2. Artificial Intelligence:
The intelligence proved by machines is known as Artificial Intelligence. Artificial Intelligence
has grown to be very popular in today’s world. It is the recreation of natural intelligence in
machines that are programmed to learn and impressionist the actions of humans. These
machines are able to learn with experience and perform human-like tasks. As technologies such
as AI continue to grow, they will have a great impact on our quality of life. It’s but natural that
everyone today wants to connect with AI technology somehow, may it be as an end-user or
following a career in Artificial Intelligence.[1]

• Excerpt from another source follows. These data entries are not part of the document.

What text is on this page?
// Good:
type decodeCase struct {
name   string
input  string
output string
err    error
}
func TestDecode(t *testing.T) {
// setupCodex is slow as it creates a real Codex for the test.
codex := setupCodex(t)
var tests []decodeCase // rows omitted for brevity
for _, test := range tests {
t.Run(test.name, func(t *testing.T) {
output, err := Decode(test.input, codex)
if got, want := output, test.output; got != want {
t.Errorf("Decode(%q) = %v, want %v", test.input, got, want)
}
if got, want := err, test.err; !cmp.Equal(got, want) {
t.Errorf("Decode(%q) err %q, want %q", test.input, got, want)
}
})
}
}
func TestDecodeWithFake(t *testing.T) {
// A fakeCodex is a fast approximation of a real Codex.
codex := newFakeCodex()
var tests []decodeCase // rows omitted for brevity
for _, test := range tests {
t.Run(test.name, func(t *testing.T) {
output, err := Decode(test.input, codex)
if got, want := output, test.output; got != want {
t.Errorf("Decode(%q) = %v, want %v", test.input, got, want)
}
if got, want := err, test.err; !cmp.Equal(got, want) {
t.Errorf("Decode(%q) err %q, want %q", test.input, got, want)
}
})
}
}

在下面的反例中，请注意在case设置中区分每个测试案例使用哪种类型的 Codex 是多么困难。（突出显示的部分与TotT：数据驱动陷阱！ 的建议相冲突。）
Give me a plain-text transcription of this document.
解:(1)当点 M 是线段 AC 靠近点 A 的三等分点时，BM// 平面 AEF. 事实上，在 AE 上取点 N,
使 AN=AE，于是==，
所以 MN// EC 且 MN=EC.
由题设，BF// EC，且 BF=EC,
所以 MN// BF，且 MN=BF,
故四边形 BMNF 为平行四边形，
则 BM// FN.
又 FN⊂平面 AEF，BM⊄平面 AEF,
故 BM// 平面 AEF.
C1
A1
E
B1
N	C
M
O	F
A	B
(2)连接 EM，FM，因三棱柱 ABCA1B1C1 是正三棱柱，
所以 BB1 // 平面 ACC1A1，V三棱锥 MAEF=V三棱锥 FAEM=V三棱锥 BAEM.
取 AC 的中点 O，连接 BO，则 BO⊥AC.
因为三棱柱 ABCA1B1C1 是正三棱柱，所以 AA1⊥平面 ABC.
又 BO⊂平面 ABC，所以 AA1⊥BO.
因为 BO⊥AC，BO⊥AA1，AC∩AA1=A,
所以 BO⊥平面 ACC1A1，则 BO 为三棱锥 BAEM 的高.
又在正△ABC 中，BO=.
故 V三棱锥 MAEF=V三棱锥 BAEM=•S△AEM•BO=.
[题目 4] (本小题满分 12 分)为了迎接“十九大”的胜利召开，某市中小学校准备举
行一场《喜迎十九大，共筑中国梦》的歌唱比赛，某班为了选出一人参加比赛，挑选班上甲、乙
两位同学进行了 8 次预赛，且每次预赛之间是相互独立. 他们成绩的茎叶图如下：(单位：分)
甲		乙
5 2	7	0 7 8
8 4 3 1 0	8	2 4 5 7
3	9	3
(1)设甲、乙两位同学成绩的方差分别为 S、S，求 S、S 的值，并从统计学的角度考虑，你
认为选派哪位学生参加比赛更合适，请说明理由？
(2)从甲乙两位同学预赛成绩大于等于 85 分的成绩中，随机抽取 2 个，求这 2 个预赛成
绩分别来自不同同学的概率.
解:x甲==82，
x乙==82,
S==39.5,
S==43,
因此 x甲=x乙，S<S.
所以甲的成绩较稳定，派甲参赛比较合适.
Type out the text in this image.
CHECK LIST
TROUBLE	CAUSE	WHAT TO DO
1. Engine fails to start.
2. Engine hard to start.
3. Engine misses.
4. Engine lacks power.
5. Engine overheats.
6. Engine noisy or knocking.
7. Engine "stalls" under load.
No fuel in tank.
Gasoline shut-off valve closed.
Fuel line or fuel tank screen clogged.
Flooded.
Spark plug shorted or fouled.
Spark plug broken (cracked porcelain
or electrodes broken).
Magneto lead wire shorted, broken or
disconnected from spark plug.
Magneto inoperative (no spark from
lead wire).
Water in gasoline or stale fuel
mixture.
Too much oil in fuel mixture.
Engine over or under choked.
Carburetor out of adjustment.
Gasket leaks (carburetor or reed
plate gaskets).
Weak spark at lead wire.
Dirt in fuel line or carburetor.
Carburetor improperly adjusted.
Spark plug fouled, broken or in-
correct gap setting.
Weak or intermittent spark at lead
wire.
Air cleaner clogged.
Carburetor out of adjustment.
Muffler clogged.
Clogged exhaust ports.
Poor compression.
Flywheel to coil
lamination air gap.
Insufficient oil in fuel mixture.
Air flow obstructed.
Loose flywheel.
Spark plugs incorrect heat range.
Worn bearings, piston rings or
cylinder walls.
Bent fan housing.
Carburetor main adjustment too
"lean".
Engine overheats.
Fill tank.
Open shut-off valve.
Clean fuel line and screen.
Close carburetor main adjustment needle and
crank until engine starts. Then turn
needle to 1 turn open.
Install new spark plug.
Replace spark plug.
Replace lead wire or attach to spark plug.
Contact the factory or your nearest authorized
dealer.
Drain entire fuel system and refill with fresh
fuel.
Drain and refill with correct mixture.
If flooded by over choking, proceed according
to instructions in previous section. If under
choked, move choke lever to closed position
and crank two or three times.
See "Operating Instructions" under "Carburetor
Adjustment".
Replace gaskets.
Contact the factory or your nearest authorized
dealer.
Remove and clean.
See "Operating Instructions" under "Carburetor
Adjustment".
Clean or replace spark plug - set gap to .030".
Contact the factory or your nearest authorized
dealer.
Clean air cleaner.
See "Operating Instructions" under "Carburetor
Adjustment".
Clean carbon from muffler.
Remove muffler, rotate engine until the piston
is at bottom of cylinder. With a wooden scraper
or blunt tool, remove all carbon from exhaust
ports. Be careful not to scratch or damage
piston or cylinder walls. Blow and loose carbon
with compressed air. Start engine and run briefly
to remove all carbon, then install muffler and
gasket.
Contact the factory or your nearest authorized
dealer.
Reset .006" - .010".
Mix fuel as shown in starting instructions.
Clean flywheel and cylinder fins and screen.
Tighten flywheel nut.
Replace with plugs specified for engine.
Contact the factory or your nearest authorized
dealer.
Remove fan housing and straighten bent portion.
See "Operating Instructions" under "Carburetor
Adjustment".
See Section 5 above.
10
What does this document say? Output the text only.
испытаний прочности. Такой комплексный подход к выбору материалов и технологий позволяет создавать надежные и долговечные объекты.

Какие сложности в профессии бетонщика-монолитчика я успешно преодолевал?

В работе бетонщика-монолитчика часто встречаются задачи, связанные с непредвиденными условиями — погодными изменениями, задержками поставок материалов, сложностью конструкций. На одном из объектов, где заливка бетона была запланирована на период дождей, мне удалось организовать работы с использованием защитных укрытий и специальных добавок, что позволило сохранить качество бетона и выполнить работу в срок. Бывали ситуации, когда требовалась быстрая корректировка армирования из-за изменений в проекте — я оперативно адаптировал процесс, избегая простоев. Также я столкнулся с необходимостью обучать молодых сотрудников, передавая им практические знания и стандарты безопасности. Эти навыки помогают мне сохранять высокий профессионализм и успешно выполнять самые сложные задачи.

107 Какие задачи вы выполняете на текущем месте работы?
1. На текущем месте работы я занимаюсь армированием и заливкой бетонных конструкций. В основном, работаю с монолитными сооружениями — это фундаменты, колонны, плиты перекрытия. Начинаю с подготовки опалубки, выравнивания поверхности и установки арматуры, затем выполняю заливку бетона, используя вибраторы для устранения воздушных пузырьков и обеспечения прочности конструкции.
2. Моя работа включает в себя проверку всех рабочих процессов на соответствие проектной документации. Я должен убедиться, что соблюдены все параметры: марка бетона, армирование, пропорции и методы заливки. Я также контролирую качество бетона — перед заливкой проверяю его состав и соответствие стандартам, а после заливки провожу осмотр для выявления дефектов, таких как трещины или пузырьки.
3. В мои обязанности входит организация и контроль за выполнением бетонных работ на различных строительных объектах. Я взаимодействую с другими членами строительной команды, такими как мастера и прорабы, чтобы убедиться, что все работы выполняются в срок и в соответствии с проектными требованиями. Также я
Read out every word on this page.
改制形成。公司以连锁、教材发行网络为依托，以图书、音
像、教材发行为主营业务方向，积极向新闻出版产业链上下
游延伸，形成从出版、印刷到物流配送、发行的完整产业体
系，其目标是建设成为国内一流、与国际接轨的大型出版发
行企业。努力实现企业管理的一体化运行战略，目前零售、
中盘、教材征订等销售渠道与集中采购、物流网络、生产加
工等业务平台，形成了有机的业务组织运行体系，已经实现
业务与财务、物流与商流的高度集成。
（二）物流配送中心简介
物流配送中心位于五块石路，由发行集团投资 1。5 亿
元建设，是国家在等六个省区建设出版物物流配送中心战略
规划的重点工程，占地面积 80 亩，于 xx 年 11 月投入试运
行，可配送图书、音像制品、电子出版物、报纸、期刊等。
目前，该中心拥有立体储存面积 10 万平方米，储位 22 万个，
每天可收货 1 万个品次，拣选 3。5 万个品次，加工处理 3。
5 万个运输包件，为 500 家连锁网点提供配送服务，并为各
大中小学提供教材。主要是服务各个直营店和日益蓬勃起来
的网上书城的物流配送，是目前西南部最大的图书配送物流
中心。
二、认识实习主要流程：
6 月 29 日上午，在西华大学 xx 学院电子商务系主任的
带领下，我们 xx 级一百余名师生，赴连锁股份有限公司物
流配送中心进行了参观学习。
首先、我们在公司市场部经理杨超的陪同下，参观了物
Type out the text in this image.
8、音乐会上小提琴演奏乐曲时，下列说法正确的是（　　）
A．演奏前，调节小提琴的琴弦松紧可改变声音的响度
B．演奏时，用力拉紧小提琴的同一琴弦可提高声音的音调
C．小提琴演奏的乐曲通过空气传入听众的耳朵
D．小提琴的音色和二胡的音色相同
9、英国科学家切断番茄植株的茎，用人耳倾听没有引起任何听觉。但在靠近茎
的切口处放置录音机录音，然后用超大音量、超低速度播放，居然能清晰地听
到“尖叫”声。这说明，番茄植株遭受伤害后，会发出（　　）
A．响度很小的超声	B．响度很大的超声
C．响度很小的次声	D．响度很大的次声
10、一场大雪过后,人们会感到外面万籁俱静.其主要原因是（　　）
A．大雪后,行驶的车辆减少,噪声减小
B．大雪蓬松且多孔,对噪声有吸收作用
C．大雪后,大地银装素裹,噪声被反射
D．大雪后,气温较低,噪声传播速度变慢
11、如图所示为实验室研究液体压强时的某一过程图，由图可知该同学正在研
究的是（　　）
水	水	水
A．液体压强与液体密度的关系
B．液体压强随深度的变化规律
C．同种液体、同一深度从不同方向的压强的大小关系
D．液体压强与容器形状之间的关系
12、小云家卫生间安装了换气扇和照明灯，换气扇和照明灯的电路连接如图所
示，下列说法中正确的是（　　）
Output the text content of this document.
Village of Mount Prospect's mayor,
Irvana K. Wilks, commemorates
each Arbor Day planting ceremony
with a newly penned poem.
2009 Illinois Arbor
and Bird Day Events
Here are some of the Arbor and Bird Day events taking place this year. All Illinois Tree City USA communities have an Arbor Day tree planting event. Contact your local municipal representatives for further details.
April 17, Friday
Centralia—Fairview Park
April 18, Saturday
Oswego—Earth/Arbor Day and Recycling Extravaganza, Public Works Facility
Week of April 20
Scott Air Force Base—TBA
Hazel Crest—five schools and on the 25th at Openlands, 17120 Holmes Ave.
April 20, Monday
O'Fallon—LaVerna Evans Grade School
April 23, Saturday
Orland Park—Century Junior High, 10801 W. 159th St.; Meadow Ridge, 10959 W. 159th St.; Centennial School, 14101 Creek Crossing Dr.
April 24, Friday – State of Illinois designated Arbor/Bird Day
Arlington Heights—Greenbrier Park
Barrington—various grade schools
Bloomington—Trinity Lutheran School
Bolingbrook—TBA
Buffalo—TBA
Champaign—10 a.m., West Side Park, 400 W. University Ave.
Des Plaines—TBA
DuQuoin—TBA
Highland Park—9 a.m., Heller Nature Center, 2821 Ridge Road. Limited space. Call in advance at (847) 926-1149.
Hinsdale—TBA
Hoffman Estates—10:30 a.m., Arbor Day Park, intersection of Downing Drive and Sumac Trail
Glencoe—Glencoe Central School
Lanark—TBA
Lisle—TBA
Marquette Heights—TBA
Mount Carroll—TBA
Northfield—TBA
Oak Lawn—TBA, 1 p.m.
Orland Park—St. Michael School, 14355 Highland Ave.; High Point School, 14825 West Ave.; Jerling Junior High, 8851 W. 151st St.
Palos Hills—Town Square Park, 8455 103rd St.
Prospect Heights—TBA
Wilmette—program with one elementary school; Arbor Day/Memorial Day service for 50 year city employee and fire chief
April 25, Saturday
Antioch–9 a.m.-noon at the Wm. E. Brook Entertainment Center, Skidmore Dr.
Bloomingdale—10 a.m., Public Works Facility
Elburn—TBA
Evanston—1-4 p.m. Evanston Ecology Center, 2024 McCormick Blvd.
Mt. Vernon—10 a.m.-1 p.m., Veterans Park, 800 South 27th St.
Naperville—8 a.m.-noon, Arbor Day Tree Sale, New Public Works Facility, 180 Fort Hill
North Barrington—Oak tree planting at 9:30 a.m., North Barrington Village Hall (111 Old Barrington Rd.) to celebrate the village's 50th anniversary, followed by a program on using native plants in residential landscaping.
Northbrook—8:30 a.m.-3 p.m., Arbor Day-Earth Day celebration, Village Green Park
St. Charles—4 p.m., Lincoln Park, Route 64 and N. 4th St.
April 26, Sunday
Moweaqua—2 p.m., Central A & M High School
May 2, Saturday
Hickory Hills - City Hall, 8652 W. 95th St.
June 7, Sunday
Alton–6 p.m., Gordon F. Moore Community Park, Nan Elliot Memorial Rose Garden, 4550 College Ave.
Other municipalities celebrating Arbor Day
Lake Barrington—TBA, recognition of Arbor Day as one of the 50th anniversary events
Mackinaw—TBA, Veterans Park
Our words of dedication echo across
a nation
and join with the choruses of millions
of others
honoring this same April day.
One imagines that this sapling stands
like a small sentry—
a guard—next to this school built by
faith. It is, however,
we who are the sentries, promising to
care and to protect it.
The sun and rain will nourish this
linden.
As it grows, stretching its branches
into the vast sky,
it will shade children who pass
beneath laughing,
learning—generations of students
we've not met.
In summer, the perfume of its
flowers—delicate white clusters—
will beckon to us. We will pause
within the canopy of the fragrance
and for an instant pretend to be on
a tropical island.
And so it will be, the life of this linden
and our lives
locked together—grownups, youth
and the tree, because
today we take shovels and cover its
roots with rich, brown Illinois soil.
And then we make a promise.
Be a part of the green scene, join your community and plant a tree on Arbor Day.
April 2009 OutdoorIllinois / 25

2.1 Introduction to Artificial Intelligence
The short answer to What is Artificial Intelligence is that it depends on who you ask.
A layman with a brief understanding of technology would link it to robots. They’d say
Artificial Intelligence is a terminator like-figure that can act and think on its own.
If you ask about artificial intelligence to an AI researcher, (s)he would say that it’s a set of
algorithms that can produce results without having to be explicitly instructed to do so.[1]
2.2 How Artificial Intelligence Works?
To understand How Artificial Intelligence actually works, one needs to deep dive into the
various sub-domains of Artificial Intelligence and understand how those domains could be
applied to the various fields of the industry.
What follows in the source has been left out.